Autophagy is a conserved membrane trafficking pathway that mediates the delivery of cytoplasmic substrates to the lysosome for degradation. Impaired autophagic function is implicated in the pathology of various neurodegenerative diseases. We have generated transgenic C. elegans that express human beta-amyloid peptide (Abeta) in order to examine the mechanism(s) of Abeta-toxicity. In this model, Abeta expression causes autophagosome accumulation, thereby mimicking a pathology found in brains of Alzheimer's disease patients. Furthermore, we demonstrate that decreased insulin-receptor signaling [using the daf-2(e1370) mutation] suppresses Abeta-induced paralysis by a mechanism that requires autophagy. Surprisingly, the daf-2 mutation also decreases Abeta-induced autophagosome accumulation. These observations can be explained by a model in which decreased insulin-receptor signaling promotes the maturation of autophagosomes into degradative autolysosomes, whereas Abeta impairs this process. Consistent with this model, we find that RNAi-mediated knock-down of lysosomal components results in enhanced Abeta-toxicity and autophagosome accumulation. Also, Abeta; daf-2(e1370) nematodes contain more lysosomes than either Abeta or control strains. Finally, we demonstrate that decreased insulin-receptor signaling promotes the autophagic degradation of Abeta.

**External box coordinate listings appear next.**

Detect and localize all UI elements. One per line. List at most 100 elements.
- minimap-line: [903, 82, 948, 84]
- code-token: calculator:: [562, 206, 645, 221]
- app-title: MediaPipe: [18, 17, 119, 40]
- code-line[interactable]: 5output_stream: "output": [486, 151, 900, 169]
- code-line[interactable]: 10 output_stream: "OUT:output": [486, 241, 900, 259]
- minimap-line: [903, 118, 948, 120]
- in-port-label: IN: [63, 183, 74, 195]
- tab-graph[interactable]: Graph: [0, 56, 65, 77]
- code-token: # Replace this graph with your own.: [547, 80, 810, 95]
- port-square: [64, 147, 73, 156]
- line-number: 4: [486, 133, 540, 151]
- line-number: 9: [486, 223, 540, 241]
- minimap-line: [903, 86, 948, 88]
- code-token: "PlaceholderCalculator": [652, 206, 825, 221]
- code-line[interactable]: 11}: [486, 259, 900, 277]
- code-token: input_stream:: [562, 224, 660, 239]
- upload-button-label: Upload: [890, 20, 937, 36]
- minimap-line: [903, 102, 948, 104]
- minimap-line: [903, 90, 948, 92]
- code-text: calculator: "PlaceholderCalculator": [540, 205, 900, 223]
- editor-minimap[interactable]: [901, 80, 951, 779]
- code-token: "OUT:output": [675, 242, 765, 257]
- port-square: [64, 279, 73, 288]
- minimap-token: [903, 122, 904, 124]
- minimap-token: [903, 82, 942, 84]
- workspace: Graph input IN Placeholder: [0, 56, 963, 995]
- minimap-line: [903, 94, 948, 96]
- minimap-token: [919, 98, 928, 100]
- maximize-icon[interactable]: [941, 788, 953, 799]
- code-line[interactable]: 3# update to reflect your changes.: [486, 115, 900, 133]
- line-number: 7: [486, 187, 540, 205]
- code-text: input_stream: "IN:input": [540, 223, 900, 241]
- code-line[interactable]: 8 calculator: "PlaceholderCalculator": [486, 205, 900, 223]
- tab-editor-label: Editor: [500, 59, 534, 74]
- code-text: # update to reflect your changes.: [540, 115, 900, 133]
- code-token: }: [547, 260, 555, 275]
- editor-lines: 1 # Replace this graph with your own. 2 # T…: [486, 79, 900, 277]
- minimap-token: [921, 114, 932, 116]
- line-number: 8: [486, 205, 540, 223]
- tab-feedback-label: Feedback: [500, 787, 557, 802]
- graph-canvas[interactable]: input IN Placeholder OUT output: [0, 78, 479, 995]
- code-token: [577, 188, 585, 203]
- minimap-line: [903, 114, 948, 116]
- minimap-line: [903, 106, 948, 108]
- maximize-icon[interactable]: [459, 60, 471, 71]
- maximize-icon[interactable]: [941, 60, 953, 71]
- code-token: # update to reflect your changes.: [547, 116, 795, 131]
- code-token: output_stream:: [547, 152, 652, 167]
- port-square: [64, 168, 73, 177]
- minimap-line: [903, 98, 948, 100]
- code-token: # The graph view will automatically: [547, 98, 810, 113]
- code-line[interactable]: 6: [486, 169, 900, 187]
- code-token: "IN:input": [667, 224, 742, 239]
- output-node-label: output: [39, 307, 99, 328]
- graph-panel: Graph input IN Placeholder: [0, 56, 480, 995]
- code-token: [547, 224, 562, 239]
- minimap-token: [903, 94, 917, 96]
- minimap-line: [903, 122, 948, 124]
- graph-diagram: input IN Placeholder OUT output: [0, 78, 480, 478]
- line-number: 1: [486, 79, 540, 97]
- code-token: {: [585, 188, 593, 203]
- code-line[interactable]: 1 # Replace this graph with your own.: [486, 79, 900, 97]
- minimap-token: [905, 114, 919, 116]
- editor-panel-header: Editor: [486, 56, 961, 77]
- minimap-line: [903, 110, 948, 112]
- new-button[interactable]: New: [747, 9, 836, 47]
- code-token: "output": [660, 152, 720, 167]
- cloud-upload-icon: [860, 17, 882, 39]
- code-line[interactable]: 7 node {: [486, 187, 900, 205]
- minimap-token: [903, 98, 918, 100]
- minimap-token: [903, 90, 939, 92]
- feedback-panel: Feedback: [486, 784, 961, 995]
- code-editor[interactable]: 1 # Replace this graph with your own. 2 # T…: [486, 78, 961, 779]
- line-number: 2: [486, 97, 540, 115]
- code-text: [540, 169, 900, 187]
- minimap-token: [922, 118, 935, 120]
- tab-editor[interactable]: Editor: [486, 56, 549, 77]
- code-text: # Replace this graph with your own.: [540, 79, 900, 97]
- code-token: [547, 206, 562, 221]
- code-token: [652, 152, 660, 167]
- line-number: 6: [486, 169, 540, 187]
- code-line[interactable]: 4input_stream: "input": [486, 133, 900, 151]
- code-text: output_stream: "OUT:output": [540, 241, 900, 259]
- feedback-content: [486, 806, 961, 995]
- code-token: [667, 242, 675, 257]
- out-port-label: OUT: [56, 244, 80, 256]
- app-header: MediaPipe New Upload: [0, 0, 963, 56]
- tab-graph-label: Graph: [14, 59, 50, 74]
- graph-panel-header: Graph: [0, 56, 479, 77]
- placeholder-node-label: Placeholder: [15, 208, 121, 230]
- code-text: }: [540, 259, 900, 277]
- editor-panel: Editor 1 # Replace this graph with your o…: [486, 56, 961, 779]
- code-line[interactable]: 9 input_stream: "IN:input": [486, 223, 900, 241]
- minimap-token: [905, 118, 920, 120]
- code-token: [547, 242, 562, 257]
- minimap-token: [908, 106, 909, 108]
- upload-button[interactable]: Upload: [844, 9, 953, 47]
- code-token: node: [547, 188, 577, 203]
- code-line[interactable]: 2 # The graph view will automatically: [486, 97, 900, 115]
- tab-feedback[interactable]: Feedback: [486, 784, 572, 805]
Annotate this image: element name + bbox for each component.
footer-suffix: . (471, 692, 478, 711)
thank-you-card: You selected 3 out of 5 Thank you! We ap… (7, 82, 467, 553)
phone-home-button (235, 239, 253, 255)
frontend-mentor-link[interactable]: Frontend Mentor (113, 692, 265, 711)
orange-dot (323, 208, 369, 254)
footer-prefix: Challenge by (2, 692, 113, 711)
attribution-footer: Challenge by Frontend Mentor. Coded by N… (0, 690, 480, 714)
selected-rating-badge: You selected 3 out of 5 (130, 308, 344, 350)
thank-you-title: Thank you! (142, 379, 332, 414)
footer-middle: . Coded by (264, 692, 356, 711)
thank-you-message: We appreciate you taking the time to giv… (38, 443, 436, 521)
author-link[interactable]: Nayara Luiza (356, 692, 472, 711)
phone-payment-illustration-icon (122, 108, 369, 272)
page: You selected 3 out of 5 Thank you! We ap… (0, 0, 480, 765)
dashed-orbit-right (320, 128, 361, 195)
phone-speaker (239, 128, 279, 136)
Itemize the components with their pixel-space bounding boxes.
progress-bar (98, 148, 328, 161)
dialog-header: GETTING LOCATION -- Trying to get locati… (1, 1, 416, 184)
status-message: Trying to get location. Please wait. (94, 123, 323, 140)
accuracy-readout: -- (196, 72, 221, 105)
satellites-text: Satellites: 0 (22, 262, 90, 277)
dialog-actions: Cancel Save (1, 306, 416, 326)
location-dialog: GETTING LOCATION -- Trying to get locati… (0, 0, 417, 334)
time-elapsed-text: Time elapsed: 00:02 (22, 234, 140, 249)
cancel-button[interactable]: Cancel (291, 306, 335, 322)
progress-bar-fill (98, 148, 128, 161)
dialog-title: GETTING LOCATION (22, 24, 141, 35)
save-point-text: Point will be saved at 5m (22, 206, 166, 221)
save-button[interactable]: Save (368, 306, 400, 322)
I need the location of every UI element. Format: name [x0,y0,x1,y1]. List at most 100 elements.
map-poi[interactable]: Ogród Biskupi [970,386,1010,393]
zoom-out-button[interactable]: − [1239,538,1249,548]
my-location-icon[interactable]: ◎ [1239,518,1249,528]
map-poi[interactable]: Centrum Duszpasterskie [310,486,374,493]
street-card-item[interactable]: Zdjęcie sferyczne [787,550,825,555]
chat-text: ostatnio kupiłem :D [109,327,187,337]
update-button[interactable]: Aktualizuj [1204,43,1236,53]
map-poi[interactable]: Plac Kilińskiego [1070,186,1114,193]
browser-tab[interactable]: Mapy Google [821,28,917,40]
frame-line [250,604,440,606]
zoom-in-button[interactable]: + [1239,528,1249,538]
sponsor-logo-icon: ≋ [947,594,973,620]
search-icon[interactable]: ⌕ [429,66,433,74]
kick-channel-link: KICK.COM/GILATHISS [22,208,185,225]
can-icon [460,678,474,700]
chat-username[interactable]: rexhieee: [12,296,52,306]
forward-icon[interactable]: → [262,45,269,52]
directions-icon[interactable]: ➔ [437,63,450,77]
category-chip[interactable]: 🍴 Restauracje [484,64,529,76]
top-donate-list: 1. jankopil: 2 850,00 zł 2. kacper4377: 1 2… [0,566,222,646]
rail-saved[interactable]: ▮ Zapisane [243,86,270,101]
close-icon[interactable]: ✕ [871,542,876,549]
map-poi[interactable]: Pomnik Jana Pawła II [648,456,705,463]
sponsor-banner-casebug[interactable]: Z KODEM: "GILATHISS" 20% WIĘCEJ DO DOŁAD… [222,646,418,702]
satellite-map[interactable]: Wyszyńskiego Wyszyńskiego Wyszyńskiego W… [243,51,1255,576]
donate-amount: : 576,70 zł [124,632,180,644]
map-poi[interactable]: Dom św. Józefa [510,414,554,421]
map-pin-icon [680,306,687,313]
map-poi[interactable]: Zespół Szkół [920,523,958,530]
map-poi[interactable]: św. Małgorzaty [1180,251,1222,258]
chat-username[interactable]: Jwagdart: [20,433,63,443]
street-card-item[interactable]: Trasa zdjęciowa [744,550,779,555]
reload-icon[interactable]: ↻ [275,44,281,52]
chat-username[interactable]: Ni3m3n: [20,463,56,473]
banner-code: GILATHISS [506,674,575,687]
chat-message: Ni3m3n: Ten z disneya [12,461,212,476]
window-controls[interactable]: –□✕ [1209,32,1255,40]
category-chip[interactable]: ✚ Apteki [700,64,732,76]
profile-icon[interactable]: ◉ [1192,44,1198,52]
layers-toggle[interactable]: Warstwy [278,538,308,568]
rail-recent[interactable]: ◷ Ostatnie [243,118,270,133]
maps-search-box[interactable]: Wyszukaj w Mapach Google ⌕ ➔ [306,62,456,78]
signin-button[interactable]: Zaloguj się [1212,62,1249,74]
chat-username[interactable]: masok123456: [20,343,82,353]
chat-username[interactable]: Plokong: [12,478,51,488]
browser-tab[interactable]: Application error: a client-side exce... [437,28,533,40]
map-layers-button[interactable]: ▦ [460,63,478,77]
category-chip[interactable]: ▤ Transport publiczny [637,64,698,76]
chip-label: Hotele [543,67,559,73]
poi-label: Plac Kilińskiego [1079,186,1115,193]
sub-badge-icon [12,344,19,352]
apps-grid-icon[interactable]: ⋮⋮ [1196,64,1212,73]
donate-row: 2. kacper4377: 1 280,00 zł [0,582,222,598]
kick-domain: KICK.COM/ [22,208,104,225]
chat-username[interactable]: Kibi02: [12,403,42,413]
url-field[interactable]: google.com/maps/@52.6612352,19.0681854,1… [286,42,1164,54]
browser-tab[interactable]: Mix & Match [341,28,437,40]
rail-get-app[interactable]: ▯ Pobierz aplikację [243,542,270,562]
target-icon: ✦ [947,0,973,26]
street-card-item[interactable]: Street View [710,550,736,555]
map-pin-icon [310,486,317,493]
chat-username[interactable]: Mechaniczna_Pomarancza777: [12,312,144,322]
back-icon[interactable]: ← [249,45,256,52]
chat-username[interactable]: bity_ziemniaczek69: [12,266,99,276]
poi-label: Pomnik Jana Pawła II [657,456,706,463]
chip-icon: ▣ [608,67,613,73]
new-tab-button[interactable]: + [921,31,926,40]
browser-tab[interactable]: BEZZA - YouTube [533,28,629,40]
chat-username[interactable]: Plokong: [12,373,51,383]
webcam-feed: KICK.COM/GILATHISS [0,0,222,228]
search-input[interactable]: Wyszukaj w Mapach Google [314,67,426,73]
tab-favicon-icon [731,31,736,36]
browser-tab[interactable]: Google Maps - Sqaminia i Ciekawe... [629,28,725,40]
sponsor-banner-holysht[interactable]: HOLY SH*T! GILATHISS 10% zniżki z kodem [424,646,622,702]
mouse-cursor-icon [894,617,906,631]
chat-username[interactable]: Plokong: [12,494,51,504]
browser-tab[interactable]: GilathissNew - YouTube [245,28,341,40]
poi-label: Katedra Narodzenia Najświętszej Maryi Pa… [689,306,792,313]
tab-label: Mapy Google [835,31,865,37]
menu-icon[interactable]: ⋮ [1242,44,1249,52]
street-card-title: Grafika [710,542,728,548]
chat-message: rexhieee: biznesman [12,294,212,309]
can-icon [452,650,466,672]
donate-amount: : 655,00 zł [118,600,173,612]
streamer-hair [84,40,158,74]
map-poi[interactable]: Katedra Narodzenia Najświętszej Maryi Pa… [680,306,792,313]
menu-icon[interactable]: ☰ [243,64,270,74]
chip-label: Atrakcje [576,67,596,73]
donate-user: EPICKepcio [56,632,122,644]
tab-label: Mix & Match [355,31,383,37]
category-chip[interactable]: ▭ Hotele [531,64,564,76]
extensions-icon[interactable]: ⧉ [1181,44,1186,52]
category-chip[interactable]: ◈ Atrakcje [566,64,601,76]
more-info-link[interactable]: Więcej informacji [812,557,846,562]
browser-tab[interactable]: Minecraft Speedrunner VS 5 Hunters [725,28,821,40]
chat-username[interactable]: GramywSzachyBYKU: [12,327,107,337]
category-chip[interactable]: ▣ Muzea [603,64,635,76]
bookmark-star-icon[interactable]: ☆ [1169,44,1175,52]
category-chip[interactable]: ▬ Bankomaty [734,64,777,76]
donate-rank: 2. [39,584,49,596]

自噬是一种保守的膜运输途径,介导细胞质底物向溶酶体的转运以进行降解。自噬功能受损与多种神经退行性疾病的病理过程有关。我们构建了在秀丽隐杆线虫中表达人β淀粉样肽(Aβ)的转基因线虫,以研究Aβ毒性的机制。在这个模型中,Aβ的表达导致自噬体积累,从而模拟了阿尔茨海默病患者大脑中发现的病理现象。此外,我们证明降低胰岛素受体信号传导[使用daf-2(e1370)突变]通过一种需要自噬的机制抑制Aβ诱导的麻痹。令人惊讶的是,daf-2突变也减少了Aβ诱导的自噬体积累。这些观察结果可以用一个模型来解释,即降低胰岛素受体信号传导促进自噬体成熟为具有降解功能的自溶酶体,而Aβ损害了这个过程。与该模型一致,我们发现RNA干扰介导的溶酶体成分敲低导致Aβ毒性增强和自噬体积累。此外,Aβ;daf-2(e1370)线虫比Aβ或对照品系含有更多的溶酶体。最后,我们证明降低胰岛素受体信号传导促进Aβ的自噬降解。